Running against the political grain, the chapters in this book collectively call to account school effectiveness research and the school improvement movement. This chapter will not rehearse the substance of other chapters by once again presenting a general rebuttal to the effectiveness research and its application through the growing 'school improvement' industry. I will, however, take up the organizing question 'effective for whom?' to challenge the growing appeal of school effectiveness research to some of those arguing for inclusive schooling for disabled students.
Disabled students introduce a level of diversity and educational instability which undermines current discourses of effectiveness. I shall argue that the 'high reliability organization' as the 'cutting edge' model for the effective school (Reynolds, 1995) advances a form of Taylorism (see Hamilton, Chapter 2) which is functionalist and ineluctably assimilationist, and that like educational management discourses, the rhetoric of school effectiveness and school improvement is deployed as a moral technology (Ball, 1990). The high reliability organization is used by Reynolds to imply comparability between schools and flight control operations, nuclear power plants and surgical theatres. For some the reductionism of this discursive metaphor may appeal (Barber, 1996), for others it deflects from the profoundly damaging effects of the National Curriculum, the marketization of schooling and the introduction of league tables as the new educational benchmarks (Ball, 1994; Ball, Chapter 6; Grace, Chapter 9; Hamilton, Chapter 2).

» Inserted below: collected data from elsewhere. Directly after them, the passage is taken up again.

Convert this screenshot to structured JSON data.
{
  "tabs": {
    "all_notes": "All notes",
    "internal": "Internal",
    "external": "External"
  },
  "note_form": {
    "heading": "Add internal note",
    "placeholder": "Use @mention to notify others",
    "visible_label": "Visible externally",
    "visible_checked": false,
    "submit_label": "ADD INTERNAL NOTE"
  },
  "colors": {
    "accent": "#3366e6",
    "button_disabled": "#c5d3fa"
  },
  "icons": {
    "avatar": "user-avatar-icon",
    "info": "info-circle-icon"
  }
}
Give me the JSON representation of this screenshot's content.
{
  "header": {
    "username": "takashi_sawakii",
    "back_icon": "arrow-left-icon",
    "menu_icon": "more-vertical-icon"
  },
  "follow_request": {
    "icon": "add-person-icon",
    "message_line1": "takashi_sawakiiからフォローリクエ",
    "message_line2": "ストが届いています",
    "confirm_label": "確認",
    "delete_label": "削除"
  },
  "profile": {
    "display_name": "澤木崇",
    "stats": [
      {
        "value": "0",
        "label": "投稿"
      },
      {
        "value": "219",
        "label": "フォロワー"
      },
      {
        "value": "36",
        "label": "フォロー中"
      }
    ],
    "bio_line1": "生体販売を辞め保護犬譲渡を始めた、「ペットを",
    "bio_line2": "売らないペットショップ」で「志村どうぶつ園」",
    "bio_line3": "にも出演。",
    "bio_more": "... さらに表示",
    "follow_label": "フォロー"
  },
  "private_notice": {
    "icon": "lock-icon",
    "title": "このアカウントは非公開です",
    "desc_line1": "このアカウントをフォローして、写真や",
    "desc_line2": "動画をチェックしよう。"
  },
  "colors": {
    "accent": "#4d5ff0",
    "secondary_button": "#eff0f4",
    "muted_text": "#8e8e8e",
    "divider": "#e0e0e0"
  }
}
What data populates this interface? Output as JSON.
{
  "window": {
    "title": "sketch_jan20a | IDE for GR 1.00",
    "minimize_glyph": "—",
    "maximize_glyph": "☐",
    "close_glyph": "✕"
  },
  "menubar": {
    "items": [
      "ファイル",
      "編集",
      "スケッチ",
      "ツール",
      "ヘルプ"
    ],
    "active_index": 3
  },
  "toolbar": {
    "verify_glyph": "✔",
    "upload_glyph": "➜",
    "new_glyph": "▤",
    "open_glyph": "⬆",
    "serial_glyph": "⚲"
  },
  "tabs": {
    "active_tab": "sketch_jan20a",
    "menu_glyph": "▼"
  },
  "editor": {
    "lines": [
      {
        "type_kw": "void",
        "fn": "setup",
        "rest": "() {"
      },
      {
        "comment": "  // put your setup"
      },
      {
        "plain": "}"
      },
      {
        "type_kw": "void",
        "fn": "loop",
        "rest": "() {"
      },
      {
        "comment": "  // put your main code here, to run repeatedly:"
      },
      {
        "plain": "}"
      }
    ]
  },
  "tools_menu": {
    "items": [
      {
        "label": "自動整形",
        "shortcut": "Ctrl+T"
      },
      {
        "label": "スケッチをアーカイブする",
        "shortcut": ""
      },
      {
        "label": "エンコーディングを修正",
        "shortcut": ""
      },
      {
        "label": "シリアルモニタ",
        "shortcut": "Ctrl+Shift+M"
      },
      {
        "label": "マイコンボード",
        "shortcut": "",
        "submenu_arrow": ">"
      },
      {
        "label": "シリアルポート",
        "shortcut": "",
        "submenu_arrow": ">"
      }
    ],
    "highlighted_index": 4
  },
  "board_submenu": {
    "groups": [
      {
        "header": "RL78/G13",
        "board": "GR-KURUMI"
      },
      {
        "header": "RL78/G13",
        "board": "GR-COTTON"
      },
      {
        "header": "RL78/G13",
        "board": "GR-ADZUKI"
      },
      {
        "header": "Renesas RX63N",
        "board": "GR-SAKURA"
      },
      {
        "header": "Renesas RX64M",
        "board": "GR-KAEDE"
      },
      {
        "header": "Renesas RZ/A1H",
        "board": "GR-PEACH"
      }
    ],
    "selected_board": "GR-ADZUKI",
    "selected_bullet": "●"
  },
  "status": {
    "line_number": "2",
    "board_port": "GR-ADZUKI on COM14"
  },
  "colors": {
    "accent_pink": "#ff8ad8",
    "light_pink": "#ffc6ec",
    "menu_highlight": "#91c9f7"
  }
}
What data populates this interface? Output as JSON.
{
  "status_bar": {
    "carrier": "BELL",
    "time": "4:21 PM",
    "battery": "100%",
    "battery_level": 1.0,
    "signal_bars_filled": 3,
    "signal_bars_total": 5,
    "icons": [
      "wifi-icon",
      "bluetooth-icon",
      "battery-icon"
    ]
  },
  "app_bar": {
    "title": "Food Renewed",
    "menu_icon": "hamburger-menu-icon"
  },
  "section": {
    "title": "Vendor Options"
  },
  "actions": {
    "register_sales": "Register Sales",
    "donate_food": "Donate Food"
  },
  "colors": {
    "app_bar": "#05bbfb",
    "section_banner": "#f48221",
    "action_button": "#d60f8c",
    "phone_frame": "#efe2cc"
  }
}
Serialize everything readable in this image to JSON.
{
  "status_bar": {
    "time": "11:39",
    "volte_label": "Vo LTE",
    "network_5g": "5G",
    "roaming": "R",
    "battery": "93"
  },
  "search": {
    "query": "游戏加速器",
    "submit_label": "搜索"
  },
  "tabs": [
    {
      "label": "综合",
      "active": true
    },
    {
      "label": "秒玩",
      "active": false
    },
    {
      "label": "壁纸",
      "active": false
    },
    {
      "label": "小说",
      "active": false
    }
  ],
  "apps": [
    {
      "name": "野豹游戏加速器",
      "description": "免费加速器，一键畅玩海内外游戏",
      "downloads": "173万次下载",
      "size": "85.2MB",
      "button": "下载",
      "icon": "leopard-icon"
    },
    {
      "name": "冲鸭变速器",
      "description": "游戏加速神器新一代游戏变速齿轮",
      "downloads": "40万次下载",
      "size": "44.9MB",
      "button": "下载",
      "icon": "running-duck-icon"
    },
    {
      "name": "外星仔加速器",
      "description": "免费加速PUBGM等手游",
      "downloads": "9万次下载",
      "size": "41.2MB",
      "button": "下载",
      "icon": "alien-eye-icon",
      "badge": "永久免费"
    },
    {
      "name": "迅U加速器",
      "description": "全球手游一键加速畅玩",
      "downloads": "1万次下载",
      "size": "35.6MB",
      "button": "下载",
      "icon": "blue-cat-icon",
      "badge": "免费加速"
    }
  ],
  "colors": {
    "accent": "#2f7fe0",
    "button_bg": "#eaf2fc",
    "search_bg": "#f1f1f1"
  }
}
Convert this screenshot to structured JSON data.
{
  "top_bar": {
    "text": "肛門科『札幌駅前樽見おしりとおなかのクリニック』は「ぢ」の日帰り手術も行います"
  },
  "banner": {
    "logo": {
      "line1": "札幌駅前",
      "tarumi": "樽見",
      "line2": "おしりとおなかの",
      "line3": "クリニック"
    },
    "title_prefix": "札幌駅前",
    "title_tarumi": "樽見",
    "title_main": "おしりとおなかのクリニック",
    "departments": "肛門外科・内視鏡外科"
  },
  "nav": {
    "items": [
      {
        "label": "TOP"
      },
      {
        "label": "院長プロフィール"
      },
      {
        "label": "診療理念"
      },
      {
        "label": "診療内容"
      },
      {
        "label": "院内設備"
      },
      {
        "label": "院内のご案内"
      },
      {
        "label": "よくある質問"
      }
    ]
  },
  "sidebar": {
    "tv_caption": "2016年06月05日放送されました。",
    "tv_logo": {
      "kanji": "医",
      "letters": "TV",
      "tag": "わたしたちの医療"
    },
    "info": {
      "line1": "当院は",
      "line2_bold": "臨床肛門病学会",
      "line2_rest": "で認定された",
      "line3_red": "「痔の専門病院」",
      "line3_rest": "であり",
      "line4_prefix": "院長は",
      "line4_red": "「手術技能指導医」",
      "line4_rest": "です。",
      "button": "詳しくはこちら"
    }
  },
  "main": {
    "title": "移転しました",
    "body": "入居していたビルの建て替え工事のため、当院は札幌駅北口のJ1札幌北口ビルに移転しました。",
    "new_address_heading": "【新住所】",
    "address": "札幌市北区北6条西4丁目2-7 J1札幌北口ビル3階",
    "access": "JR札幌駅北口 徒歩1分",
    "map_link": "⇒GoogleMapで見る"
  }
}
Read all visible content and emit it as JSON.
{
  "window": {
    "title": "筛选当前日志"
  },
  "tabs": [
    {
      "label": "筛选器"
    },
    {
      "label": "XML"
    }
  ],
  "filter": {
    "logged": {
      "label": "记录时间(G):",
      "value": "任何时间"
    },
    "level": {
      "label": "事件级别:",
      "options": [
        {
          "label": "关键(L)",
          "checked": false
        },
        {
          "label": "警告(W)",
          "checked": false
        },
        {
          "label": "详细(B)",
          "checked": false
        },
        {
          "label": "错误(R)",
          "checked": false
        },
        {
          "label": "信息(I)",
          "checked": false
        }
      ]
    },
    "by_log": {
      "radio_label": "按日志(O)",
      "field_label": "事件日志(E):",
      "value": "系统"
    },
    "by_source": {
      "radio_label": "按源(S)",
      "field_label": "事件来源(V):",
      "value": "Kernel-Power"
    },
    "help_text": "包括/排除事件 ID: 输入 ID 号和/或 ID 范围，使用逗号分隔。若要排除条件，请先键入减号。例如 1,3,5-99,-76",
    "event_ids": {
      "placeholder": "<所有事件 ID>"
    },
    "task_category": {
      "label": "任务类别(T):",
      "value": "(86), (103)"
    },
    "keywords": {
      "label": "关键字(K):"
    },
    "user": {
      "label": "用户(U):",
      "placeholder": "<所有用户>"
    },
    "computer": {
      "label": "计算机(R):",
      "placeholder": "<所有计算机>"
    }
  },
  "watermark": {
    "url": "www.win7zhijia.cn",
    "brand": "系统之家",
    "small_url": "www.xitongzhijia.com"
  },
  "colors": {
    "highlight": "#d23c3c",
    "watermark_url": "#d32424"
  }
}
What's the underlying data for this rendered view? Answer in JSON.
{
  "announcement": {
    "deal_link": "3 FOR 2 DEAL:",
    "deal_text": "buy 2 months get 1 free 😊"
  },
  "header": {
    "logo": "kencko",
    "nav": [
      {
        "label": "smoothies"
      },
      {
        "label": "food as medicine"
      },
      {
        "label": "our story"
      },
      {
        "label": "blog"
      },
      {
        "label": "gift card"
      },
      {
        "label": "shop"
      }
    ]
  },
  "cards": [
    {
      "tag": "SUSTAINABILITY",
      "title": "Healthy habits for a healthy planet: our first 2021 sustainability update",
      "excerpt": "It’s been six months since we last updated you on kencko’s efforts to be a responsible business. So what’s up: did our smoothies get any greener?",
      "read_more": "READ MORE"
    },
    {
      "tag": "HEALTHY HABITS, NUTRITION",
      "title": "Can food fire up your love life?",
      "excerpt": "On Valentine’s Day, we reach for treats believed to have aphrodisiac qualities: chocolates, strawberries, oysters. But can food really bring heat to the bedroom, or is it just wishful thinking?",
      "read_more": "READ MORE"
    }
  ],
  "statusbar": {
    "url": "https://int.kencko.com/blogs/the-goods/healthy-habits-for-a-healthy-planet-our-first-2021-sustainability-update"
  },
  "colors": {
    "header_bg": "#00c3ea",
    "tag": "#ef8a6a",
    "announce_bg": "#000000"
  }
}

The central argument of this chapter is that having hitched its wagon to a managerialist political discourse which, when linked to the politics of league tables, back-to-basics movements and raising standards, school effectiveness research narrows to instrumental benchmarks and shuns the more democratic aspirations of the public education project (Rose, 1995). Inclusive education is not deployed in this paper as an ideological shorthand for assimilation. Rather, it embraces the politics of recognition and understands disablement as cultural politics and not as a technical problem of product delivery. Such an argument challenges the normalizing project of the 'effective school'.